CANTOR’S IDEA OF ‘MAINSTREAM’…. House Minority Leader Eric Cantor (R-Va.) uses a lot of words he doesn’t really understand. The latest is “mainstream.”
Cantor chatted yesterday with the CNN editorial board and addressed the idea of the congressional majority passing health care reform on an up-or-down vote. (via Matt Finkelstein)
“If they use … the reconciliation option, it would necessarily mean that a bill proceeding under those rules is not a bill representing the mainstream of this country,” Cantor said, adding such a move would make it harder for Obama to make further progress.
I see. Barack Obama ran for president, and health care reform was the signature domestic issue of his agenda. He won 365 electoral votes.
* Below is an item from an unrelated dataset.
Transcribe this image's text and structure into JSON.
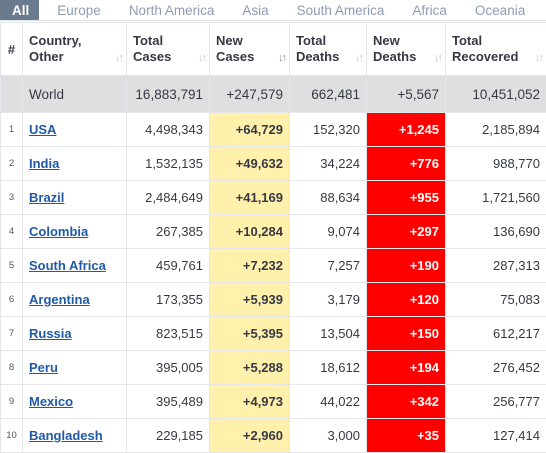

Congressional Democrats made health care reform their signature domestic issue, and they too won large majorities in the last election.
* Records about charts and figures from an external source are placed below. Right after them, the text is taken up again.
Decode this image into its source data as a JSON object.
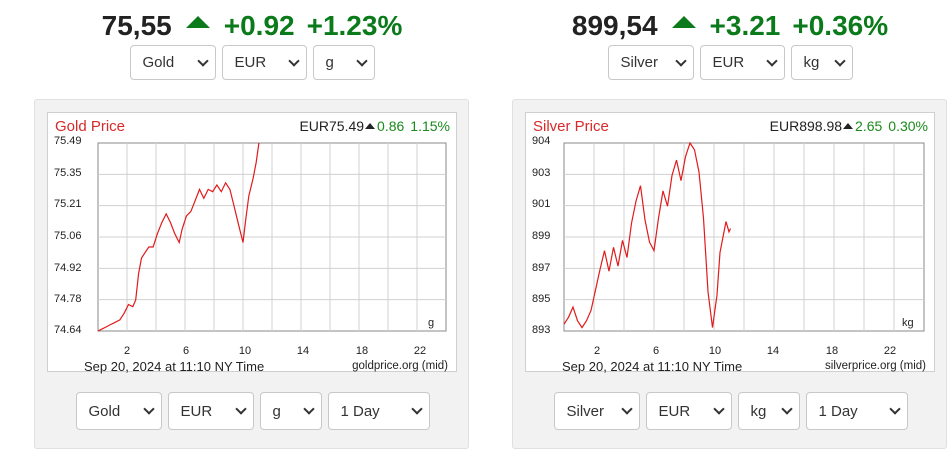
{
  "gold": {
    "ticker": {
      "price": "75,55",
      "change": "+0.92",
      "percent": "+1.23%"
    },
    "selectors": {
      "metal": "Gold",
      "currency": "EUR",
      "unit": "g",
      "range": "1 Day"
    },
    "chart": {
      "title": "Gold Price",
      "info_price": "EUR75.49",
      "info_change": "0.86",
      "info_percent": "1.15%",
      "y_ticks": [
        "75.49",
        "75.35",
        "75.21",
        "75.06",
        "74.92",
        "74.78",
        "74.64"
      ],
      "x_ticks": [
        "2",
        "6",
        "10",
        "14",
        "18",
        "22"
      ],
      "unit_label": "g",
      "date_label": "Sep 20, 2024 at 11:10 NY Time",
      "source": "goldprice.org (mid)"
    }
  },
  "silver": {
    "ticker": {
      "price": "899,54",
      "change": "+3.21",
      "percent": "+0.36%"
    },
    "selectors": {
      "metal": "Silver",
      "currency": "EUR",
      "unit": "kg",
      "range": "1 Day"
    },
    "chart": {
      "title": "Silver Price",
      "info_price": "EUR898.98",
      "info_change": "2.65",
      "info_percent": "0.30%",
      "y_ticks": [
        "904",
        "903",
        "901",
        "899",
        "897",
        "895",
        "893"
      ],
      "x_ticks": [
        "2",
        "6",
        "10",
        "14",
        "18",
        "22"
      ],
      "unit_label": "kg",
      "date_label": "Sep 20, 2024 at 11:10 NY Time",
      "source": "silverprice.org (mid)"
    }
  },
  "chart_data": [
    {
      "type": "line",
      "title": "Gold Price",
      "xlim": [
        0,
        24
      ],
      "ylim": [
        74.64,
        75.49
      ],
      "series": [
        {
          "values": [
            [
              0,
              74.64
            ],
            [
              0.3,
              74.65
            ],
            [
              0.6,
              74.66
            ],
            [
              0.9,
              74.67
            ],
            [
              1.2,
              74.68
            ],
            [
              1.5,
              74.69
            ],
            [
              1.8,
              74.72
            ],
            [
              2.1,
              74.76
            ],
            [
              2.4,
              74.75
            ],
            [
              2.6,
              74.78
            ],
            [
              2.8,
              74.9
            ],
            [
              3.0,
              74.97
            ],
            [
              3.2,
              74.99
            ],
            [
              3.5,
              75.02
            ],
            [
              3.8,
              75.02
            ],
            [
              4.1,
              75.08
            ],
            [
              4.4,
              75.13
            ],
            [
              4.7,
              75.17
            ],
            [
              5.0,
              75.13
            ],
            [
              5.3,
              75.08
            ],
            [
              5.6,
              75.04
            ],
            [
              5.8,
              75.1
            ],
            [
              6.1,
              75.16
            ],
            [
              6.4,
              75.18
            ],
            [
              6.7,
              75.23
            ],
            [
              7.0,
              75.28
            ],
            [
              7.3,
              75.24
            ],
            [
              7.6,
              75.28
            ],
            [
              7.9,
              75.27
            ],
            [
              8.2,
              75.3
            ],
            [
              8.5,
              75.27
            ],
            [
              8.8,
              75.31
            ],
            [
              9.1,
              75.28
            ],
            [
              9.4,
              75.2
            ],
            [
              9.7,
              75.12
            ],
            [
              10.0,
              75.04
            ],
            [
              10.2,
              75.15
            ],
            [
              10.4,
              75.25
            ],
            [
              10.7,
              75.33
            ],
            [
              10.9,
              75.4
            ],
            [
              11.1,
              75.49
            ]
          ]
        }
      ]
    },
    {
      "type": "line",
      "title": "Silver Price",
      "xlim": [
        0,
        24
      ],
      "ylim": [
        893,
        904
      ],
      "series": [
        {
          "values": [
            [
              0,
              893.4
            ],
            [
              0.3,
              893.8
            ],
            [
              0.6,
              894.4
            ],
            [
              0.9,
              893.6
            ],
            [
              1.2,
              893.2
            ],
            [
              1.5,
              893.6
            ],
            [
              1.8,
              894.2
            ],
            [
              2.1,
              895.4
            ],
            [
              2.4,
              896.6
            ],
            [
              2.7,
              897.7
            ],
            [
              3.0,
              896.5
            ],
            [
              3.3,
              897.9
            ],
            [
              3.6,
              896.8
            ],
            [
              3.9,
              898.3
            ],
            [
              4.2,
              897.3
            ],
            [
              4.5,
              899.3
            ],
            [
              4.8,
              900.6
            ],
            [
              5.1,
              901.5
            ],
            [
              5.4,
              899.5
            ],
            [
              5.7,
              898.2
            ],
            [
              6.0,
              897.7
            ],
            [
              6.3,
              899.6
            ],
            [
              6.6,
              901.2
            ],
            [
              6.9,
              900.3
            ],
            [
              7.2,
              902.1
            ],
            [
              7.5,
              903.0
            ],
            [
              7.8,
              901.8
            ],
            [
              8.1,
              903.2
            ],
            [
              8.4,
              904.0
            ],
            [
              8.7,
              903.6
            ],
            [
              9.0,
              902.3
            ],
            [
              9.3,
              899.6
            ],
            [
              9.6,
              895.3
            ],
            [
              9.9,
              893.2
            ],
            [
              10.2,
              895.1
            ],
            [
              10.4,
              897.6
            ],
            [
              10.6,
              898.5
            ],
            [
              10.8,
              899.4
            ],
            [
              11.0,
              898.8
            ],
            [
              11.1,
              899.0
            ]
          ]
        }
      ]
    }
  ]
}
Now, if a reform bill wins the support of a majority of the House and a majority of the Senate, Cantor believes it’s outside the “mainstream of this country” unless it has 60 votes to overcome Republican obstructionism.
I don’t know what Cantor means by “mainstream,” but if most of Congress, representing most of the country, supports a bill that was debated at length in the last election, it seems difficult to get more “mainstream” than that.
For that matter, reconciliation has been applied to everything from health insurance portability (COBRA) to nursing home standards, Medicaid eligibility to the EITC, welfare reform to S-CHIP, tax cuts to student loans. Does Cantor consider these issues outside the “mainstream of this country,” too?
Cantor added that President Obama “was elected to bring people together, to bring a divided nation back together.” Well, maybe, or perhaps he was elected to enact a policy agenda he took two years to present to the country. Meanwhile, what is Cantor doing to “bring a divided nation back together”? Other than running a scorched-earth campaign against anything deemed unhelpful to the failed and discredited Republican Party?